Earlier this week I stumbled upon an interesting article on Wired. It was about how lawmakers in Michigan are considering to build a maglev rail line between Detroit and Lansing. The rail line would use special built cars, buses, and trucks. The project would be completely funded by private companies. The problem is that even talking about this initiative has sparked some controversy.
The hydrogen-powered rail line would use Stainless steel tracks and would run along I-96 that connects Detroit and Lansing. The speed would be about 200MPH.

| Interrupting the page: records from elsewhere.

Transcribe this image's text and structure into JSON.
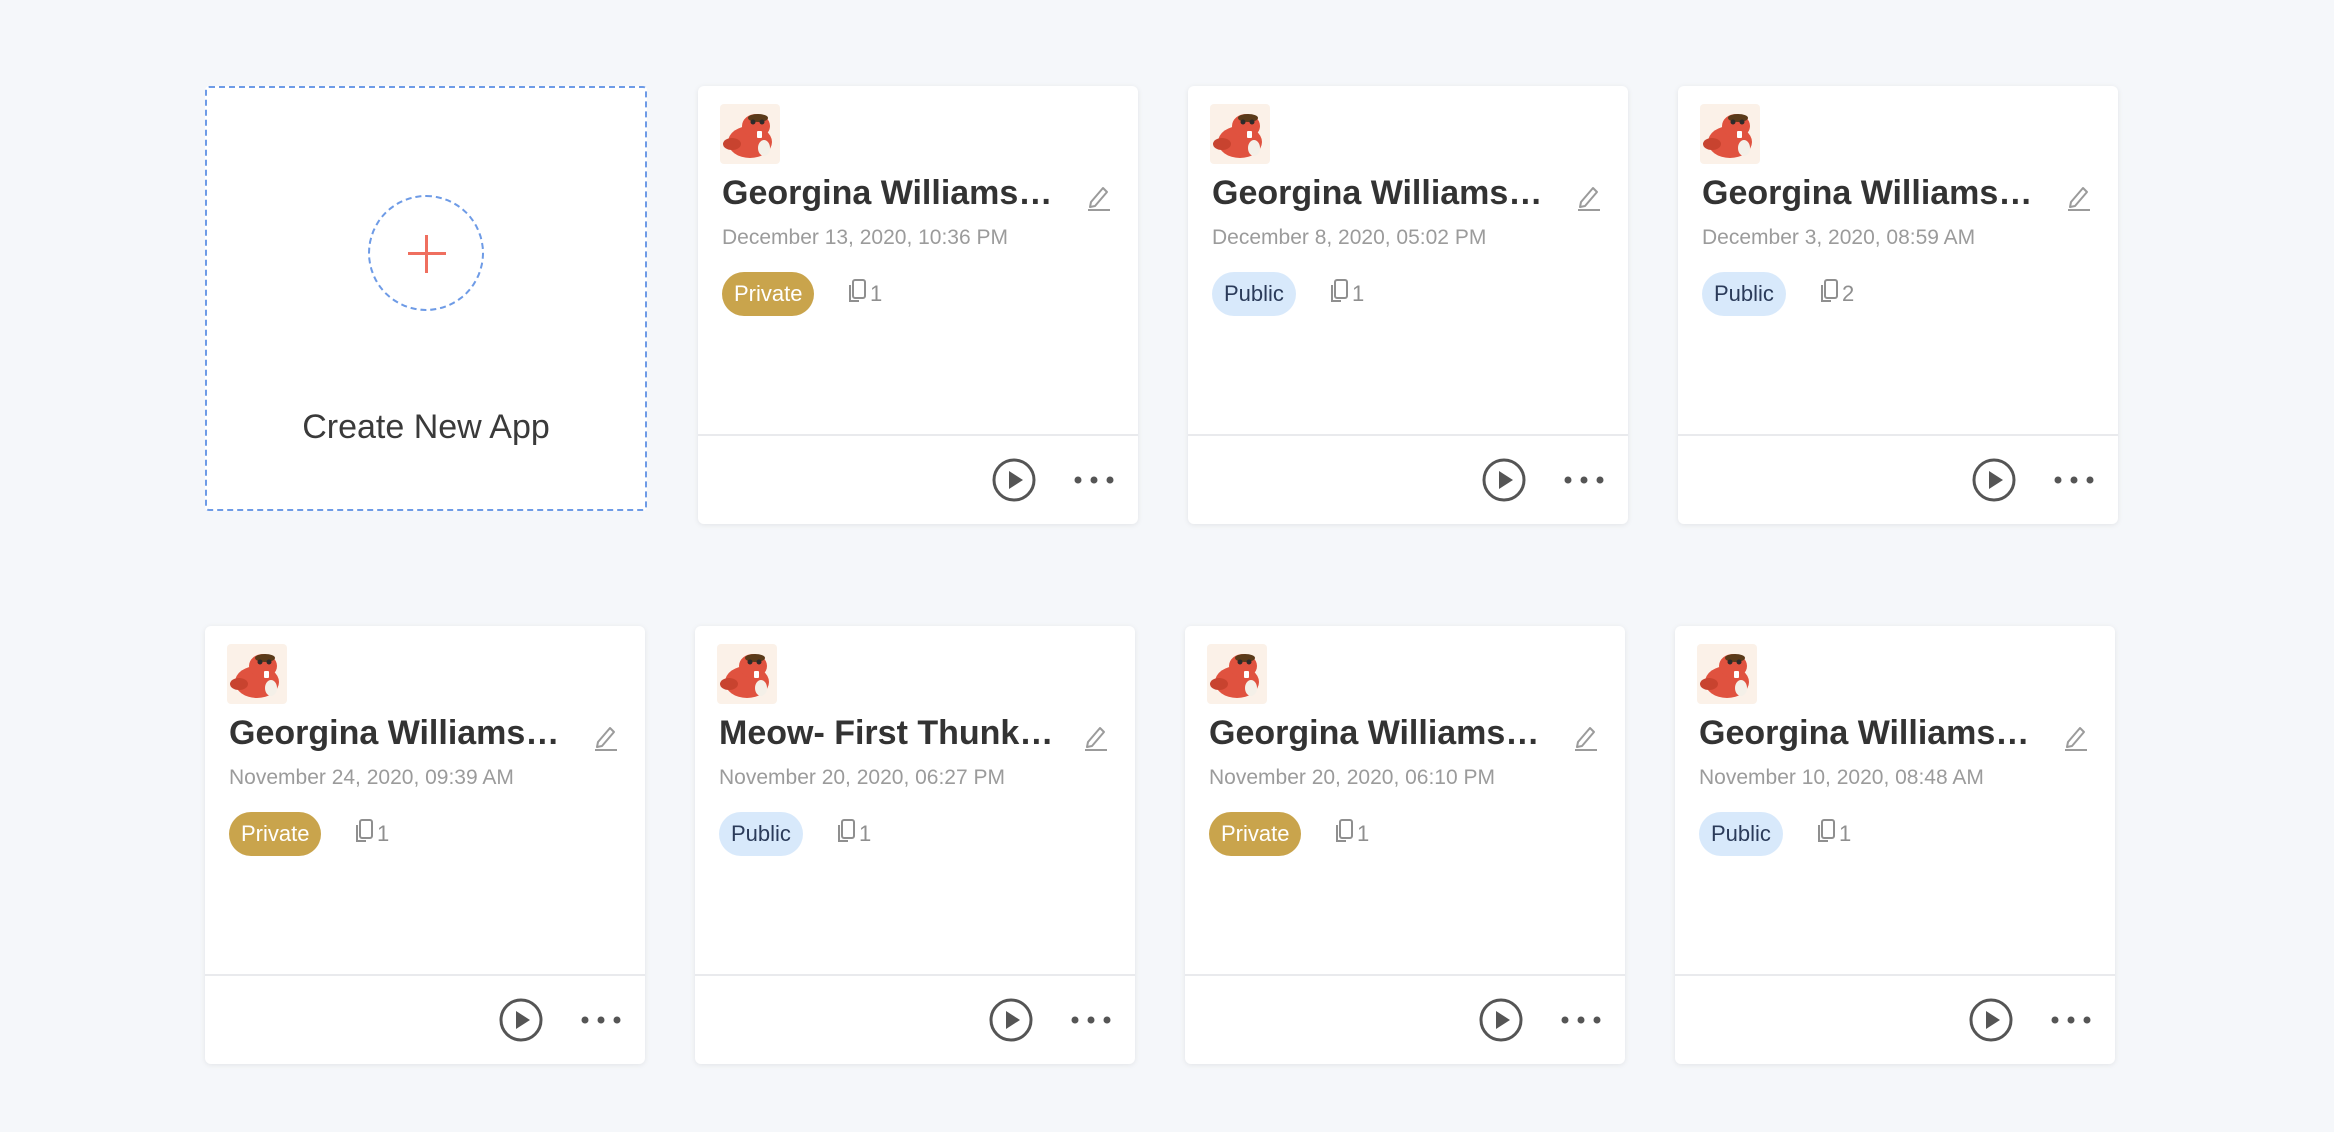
{
  "create_card": {
    "label": "Create New App",
    "icon": "plus-icon",
    "accent_color": "#ef6f5f",
    "border_color": "#6e9be6"
  },
  "apps": [
    {
      "title": "Georgina Williams- Lan…",
      "date": "December 13, 2020, 10:36 PM",
      "visibility": "Private",
      "count": "1"
    },
    {
      "title": "Georgina Williams- Lan…",
      "date": "December 8, 2020, 05:02 PM",
      "visibility": "Public",
      "count": "1"
    },
    {
      "title": "Georgina Williams- Lan…",
      "date": "December 3, 2020, 08:59 AM",
      "visibility": "Public",
      "count": "2"
    },
    {
      "title": "Georgina Williams- Lan…",
      "date": "November 24, 2020, 09:39 AM",
      "visibility": "Private",
      "count": "1"
    },
    {
      "title": "Meow- First Thunkable…",
      "date": "November 20, 2020, 06:27 PM",
      "visibility": "Public",
      "count": "1"
    },
    {
      "title": "Georgina Williams- Lan…",
      "date": "November 20, 2020, 06:10 PM",
      "visibility": "Private",
      "count": "1"
    },
    {
      "title": "Georgina Williams- Lan…",
      "date": "November 10, 2020, 08:48 AM",
      "visibility": "Public",
      "count": "1"
    }
  ],
  "icons": {
    "avatar": "beaver-avatar-icon",
    "edit": "pencil-icon",
    "copies": "copy-icon",
    "play": "play-icon",
    "more": "more-horizontal-icon"
  },
  "colors": {
    "private_badge": "#c9a44c",
    "public_badge": "#d8e9fb",
    "background": "#f5f7fa"
  }
}
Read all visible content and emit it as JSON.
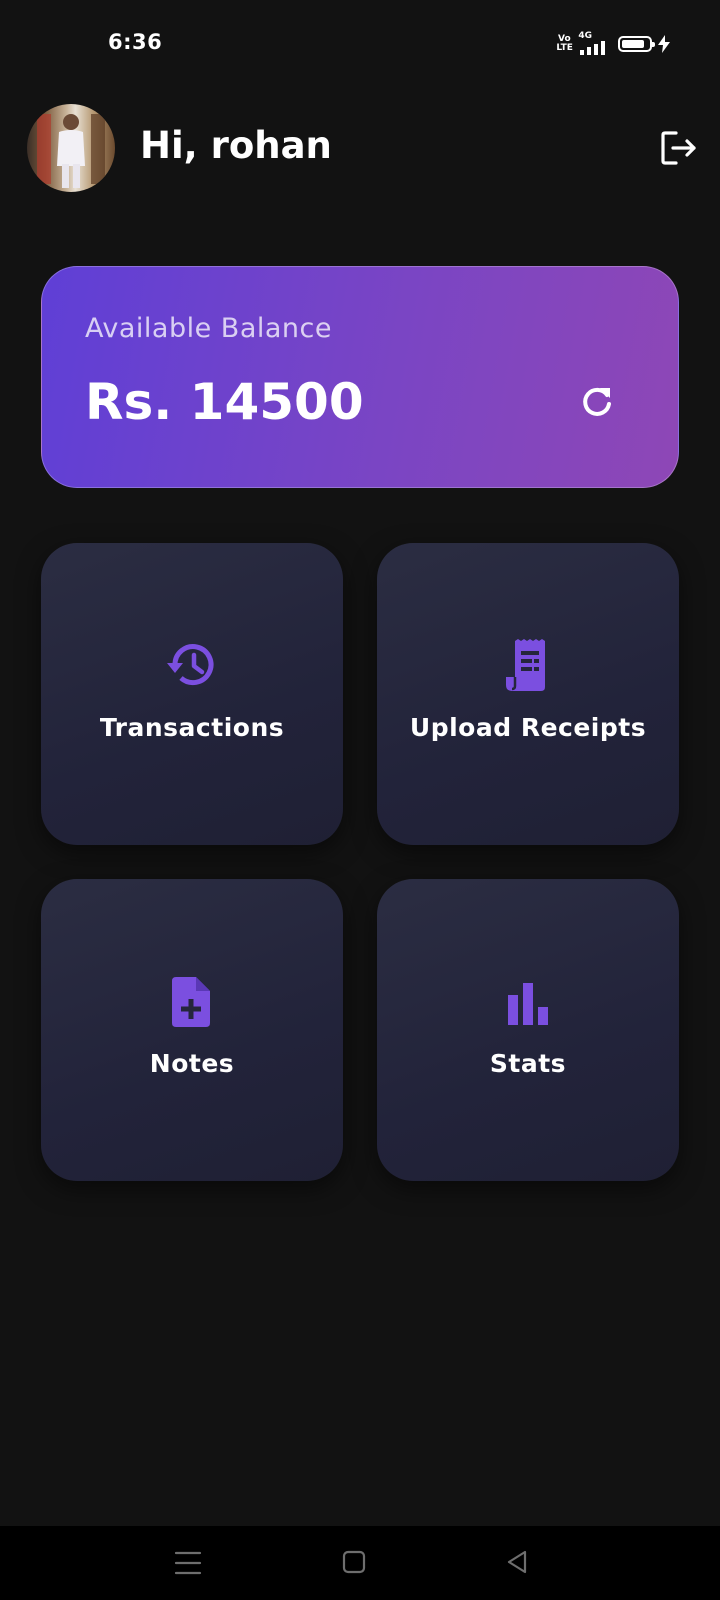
{
  "status_bar": {
    "time": "6:36",
    "volte_top": "Vo",
    "volte_bottom": "LTE",
    "network": "4G",
    "battery_level": 0.85
  },
  "header": {
    "greeting": "Hi, rohan",
    "avatar_icon": "user-avatar",
    "logout_icon": "logout-icon"
  },
  "balance": {
    "label": "Available Balance",
    "amount": "Rs. 14500",
    "refresh_icon": "refresh-icon"
  },
  "tiles": [
    {
      "label": "Transactions",
      "icon": "history-icon"
    },
    {
      "label": "Upload Receipts",
      "icon": "receipt-icon"
    },
    {
      "label": "Notes",
      "icon": "note-add-icon"
    },
    {
      "label": "Stats",
      "icon": "bar-chart-icon"
    }
  ],
  "nav": {
    "menu_icon": "menu-icon",
    "home_icon": "home-square-icon",
    "back_icon": "back-triangle-icon"
  },
  "colors": {
    "background": "#121212",
    "accent": "#7b4fe0",
    "card_gradient_start": "#5f3fd6",
    "card_gradient_end": "#8e47b6",
    "tile": "#25263c"
  }
}
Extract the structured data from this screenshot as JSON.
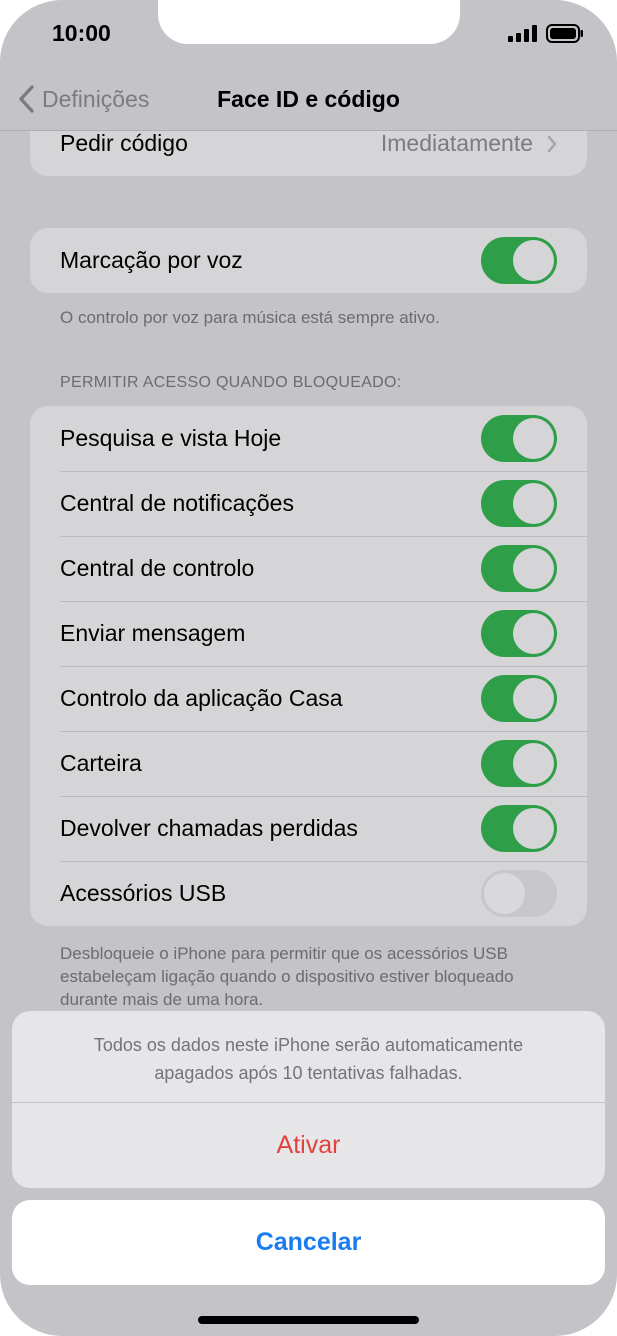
{
  "status_bar": {
    "time": "10:00"
  },
  "nav": {
    "back_label": "Definições",
    "title": "Face ID e código"
  },
  "passcode_row": {
    "label": "Pedir código",
    "value": "Imediatamente"
  },
  "voice_dial": {
    "label": "Marcação por voz",
    "on": true,
    "footnote": "O controlo por voz para música está sempre ativo."
  },
  "locked_access": {
    "header": "PERMITIR ACESSO QUANDO BLOQUEADO:",
    "items": [
      {
        "label": "Pesquisa e vista Hoje",
        "on": true
      },
      {
        "label": "Central de notificações",
        "on": true
      },
      {
        "label": "Central de controlo",
        "on": true
      },
      {
        "label": "Enviar mensagem",
        "on": true
      },
      {
        "label": "Controlo da aplicação Casa",
        "on": true
      },
      {
        "label": "Carteira",
        "on": true
      },
      {
        "label": "Devolver chamadas perdidas",
        "on": true
      },
      {
        "label": "Acessórios USB",
        "on": false
      }
    ],
    "footnote": "Desbloqueie o iPhone para permitir que os acessórios USB estabeleçam ligação quando o dispositivo estiver bloqueado durante mais de uma hora."
  },
  "action_sheet": {
    "message": "Todos os dados neste iPhone serão automaticamente apagados após 10 tentativas falhadas.",
    "action_label": "Ativar",
    "cancel_label": "Cancelar"
  },
  "colors": {
    "toggle_on": "#2f9e48",
    "destructive": "#e3413b",
    "link": "#1a7cf2"
  }
}
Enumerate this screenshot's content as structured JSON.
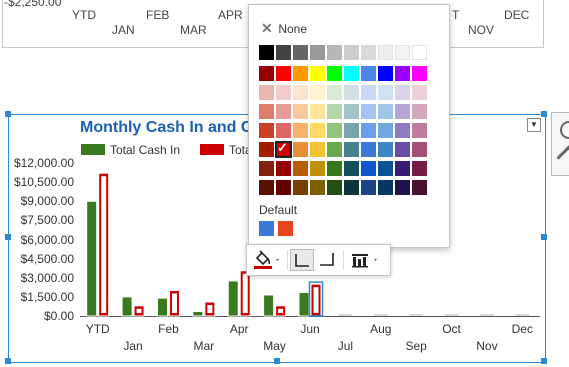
{
  "top_chart": {
    "first_value_label": "-$2,250.00",
    "x_labels_row1": [
      "YTD",
      "FEB",
      "APR",
      "T",
      "DEC"
    ],
    "x_labels_row2": [
      "JAN",
      "MAR",
      "NOV"
    ]
  },
  "main_chart": {
    "title": "Monthly Cash In and C",
    "legend": [
      {
        "label": "Total Cash In",
        "color": "#3a7a1e"
      },
      {
        "label": "Tota",
        "color": "#cc0000"
      }
    ],
    "menu_toggle_icon": "chevron-down-icon"
  },
  "chart_data": {
    "type": "bar",
    "title": "Monthly Cash In and C",
    "categories": [
      "YTD",
      "Jan",
      "Feb",
      "Mar",
      "Apr",
      "May",
      "Jun",
      "Jul",
      "Aug",
      "Sep",
      "Oct",
      "Nov",
      "Dec"
    ],
    "x_labels_upper": [
      "YTD",
      "Feb",
      "Apr",
      "Jun",
      "Aug",
      "Oct",
      "Dec"
    ],
    "x_labels_lower": [
      "Jan",
      "Mar",
      "May",
      "Jul",
      "Sep",
      "Nov"
    ],
    "y_tick_labels": [
      "$12,000.00",
      "$10,500.00",
      "$9,000.00",
      "$7,500.00",
      "$6,000.00",
      "$4,500.00",
      "$3,000.00",
      "$1,500.00",
      "$0.00"
    ],
    "y_ticks": [
      12000,
      10500,
      9000,
      7500,
      6000,
      4500,
      3000,
      1500,
      0
    ],
    "ylim": [
      0,
      12000
    ],
    "series": [
      {
        "name": "Total Cash In",
        "color": "#3a7a1e",
        "values": [
          9000,
          1500,
          1400,
          350,
          2750,
          1650,
          1850,
          0,
          0,
          0,
          0,
          0,
          0
        ]
      },
      {
        "name": "Tota",
        "color": "#cc0000",
        "values": [
          11200,
          800,
          2000,
          1100,
          3550,
          800,
          2500,
          0,
          0,
          0,
          0,
          0,
          0
        ]
      }
    ],
    "grid": false,
    "legend_position": "top-left"
  },
  "palette": {
    "none_label": "None",
    "default_label": "Default",
    "rows": [
      [
        "#000000",
        "#434343",
        "#666666",
        "#999999",
        "#b7b7b7",
        "#cccccc",
        "#d9d9d9",
        "#efefef",
        "#f3f3f3",
        "#ffffff"
      ],
      [
        "#980000",
        "#ff0000",
        "#ff9900",
        "#ffff00",
        "#00ff00",
        "#00ffff",
        "#4a86e8",
        "#0000ff",
        "#9900ff",
        "#ff00ff"
      ],
      [
        "#e6b8af",
        "#f4cccc",
        "#fce5cd",
        "#fff2cc",
        "#d9ead3",
        "#d0e0e3",
        "#c9daf8",
        "#cfe2f3",
        "#d9d2e9",
        "#ead1dc"
      ],
      [
        "#dd7e6b",
        "#ea9999",
        "#f9cb9c",
        "#ffe599",
        "#b6d7a8",
        "#a2c4c9",
        "#a4c2f4",
        "#9fc5e8",
        "#b4a7d6",
        "#d5a6bd"
      ],
      [
        "#cc4125",
        "#e06666",
        "#f6b26b",
        "#ffd966",
        "#93c47d",
        "#76a5af",
        "#6d9eeb",
        "#6fa8dc",
        "#8e7cc3",
        "#c27ba0"
      ],
      [
        "#a61c00",
        "#cc0000",
        "#e69138",
        "#f1c232",
        "#6aa84f",
        "#45818e",
        "#3c78d8",
        "#3d85c6",
        "#674ea7",
        "#a64d79"
      ],
      [
        "#85200c",
        "#990000",
        "#b45f06",
        "#bf9000",
        "#38761d",
        "#134f5c",
        "#1155cc",
        "#0b5394",
        "#351c75",
        "#741b47"
      ],
      [
        "#5b0f00",
        "#660000",
        "#783f04",
        "#7f6000",
        "#274e13",
        "#0c343d",
        "#1c4587",
        "#073763",
        "#20124d",
        "#4c1130"
      ]
    ],
    "selected": {
      "row": 5,
      "col": 1
    },
    "default_colors": [
      "#3c78d8",
      "#e8461e"
    ]
  },
  "toolbar": {
    "fill_color_icon": "paint-bucket-icon",
    "fill_color_value": "#cc0000",
    "border_left_icon": "border-left-bottom-icon",
    "border_right_icon": "border-right-bottom-icon",
    "chart_type_icon": "bar-chart-icon"
  }
}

Interstate Traveler Company LLC is the company behind the Superhighway system. Not only will this highway move people across the two cities at a fast pace, but it will also save energy, water, security, communication, fuel, etc. The costs are approximately $15 million per mile, but private investors are willing to put up the full $2 billion into the Detroit-Lansing line.
“This innovative rail system has tremendous potential for Michigan residents, and could be a major catalyst to strengthen our economy and create jobs,” stated Representative Bill Rogers. “Just as Michigan was the birthplace of the world’s first mile of concrete roadway, our state could usher in a new era of transportation with just as much impact as the automobile.” Rogers is leading the task force behind this project.
Here are some other ambitious numbers. Interstate Traveler believes that if the superhighway was implemented between 54,000 miles of the Eisenhower Interstate System, it would require 750 million tons of American made steel. About 2.1 million livable wage jobs would be created for staffing the traveler stations. It would also generate a carbon offset value of $650 million.
The Detroit-Lansing line could start as early as mid-2010.